ANTIMICROBIAL TREATMENT ALONE :CONSIDERED ONLY FOR THOSE WHO ARE UNABLE TO UNDERGO EVEN A SINGLE SURGICAL PROCEDURE( eg : DUE TO MULTIPLE COMORBIDITIES)OR ARE UNWILLING TO UNDERGO SURGERY AND WHO HAVE WEEL FIXED PROSTHESIS AND INFECTION WITH MICROORGANISMS THAT ARE SUSCEPTIBLE TO ORAL ANTIBIOTICS.

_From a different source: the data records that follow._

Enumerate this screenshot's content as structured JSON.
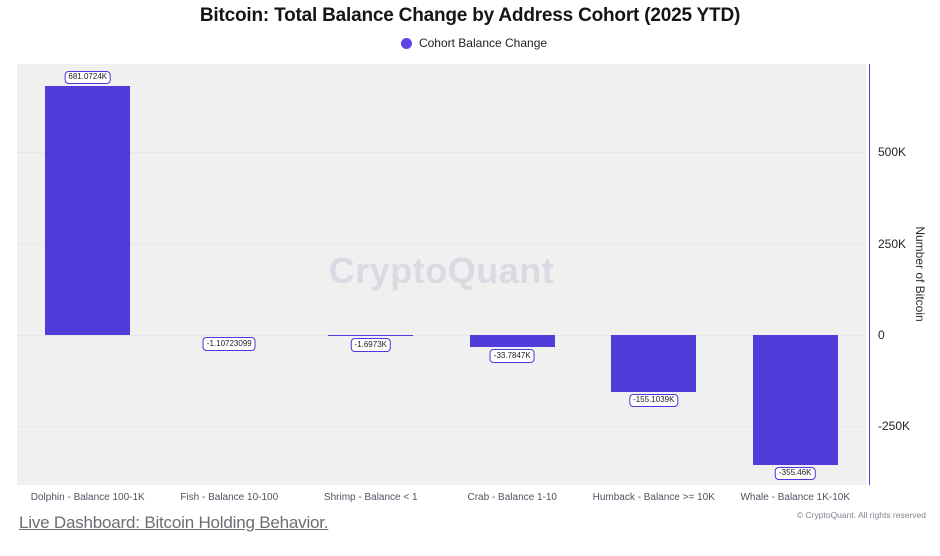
{
  "title": "Bitcoin: Total Balance Change by Address Cohort (2025 YTD)",
  "legend": {
    "label": "Cohort Balance Change",
    "color": "#5b44e8"
  },
  "watermark": "CryptoQuant",
  "chart_data": {
    "type": "bar",
    "title": "Bitcoin: Total Balance Change by Address Cohort (2025 YTD)",
    "series_name": "Cohort Balance Change",
    "categories": [
      "Dolphin - Balance 100-1K",
      "Fish - Balance 10-100",
      "Shrimp - Balance < 1",
      "Crab - Balance 1-10",
      "Humback - Balance >= 10K",
      "Whale - Balance 1K-10K"
    ],
    "values_thousands": [
      681.0724,
      -0.00110723099,
      -1.6973,
      -33.7847,
      -155.1039,
      -355.46
    ],
    "value_labels": [
      "681.0724K",
      "-1.10723099",
      "-1.6973K",
      "-33.7847K",
      "-155.1039K",
      "-355.46K"
    ],
    "xlabel": "",
    "ylabel": "Number of Bitcoin",
    "yticks": [
      {
        "value_thousands": 500,
        "label": "500K"
      },
      {
        "value_thousands": 250,
        "label": "250K"
      },
      {
        "value_thousands": 0,
        "label": "0"
      },
      {
        "value_thousands": -250,
        "label": "-250K"
      }
    ],
    "ylim_thousands": [
      -410,
      742
    ],
    "grid": true,
    "legend_position": "top",
    "bar_color": "#4f3cd9",
    "axis_color": "#5443e6"
  },
  "footer": {
    "link_label": "Live Dashboard: Bitcoin Holding Behavior.",
    "copyright": "© CryptoQuant. All rights reserved"
  },
  "colors": {
    "plot_background": "#f0f0f0",
    "gridline": "#e7e7eb",
    "watermark": "#dadae3",
    "value_box_border": "#4c38df"
  }
}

PREVENTION OF PJI IDENTIFICATION AND OPTIMIZATION OF ANY MODIFIABLE RISK FACTORS PRIOR TO JOINT ARTHROPLASTY, FOR EXAMPLE WELL CONTROLLED BLOOD SUGAR LEVELS, NO SITE OF INFECTION, STOP SMOKING. REDUCTION OF SKIN FLORA: RECENT SURGICAL SITE INFECTION GUIDELINES RECOMMEND MUPIROCIN NASAL OINTMENT FOR PATIENTS WITH S.AUREUS COLONIZATION.
PERIOPERATIVE ANTIMICROBIAL PROPHYLAXIS: IT HAS SHOWN TO REDUCE THE RISK OF SURGICAL SITE INFECTION BY >80%. LAMINAR AIRFLOW ANTIMICROBIAL LOADED PMMA AT PROSTHESIS IMPLANTATION.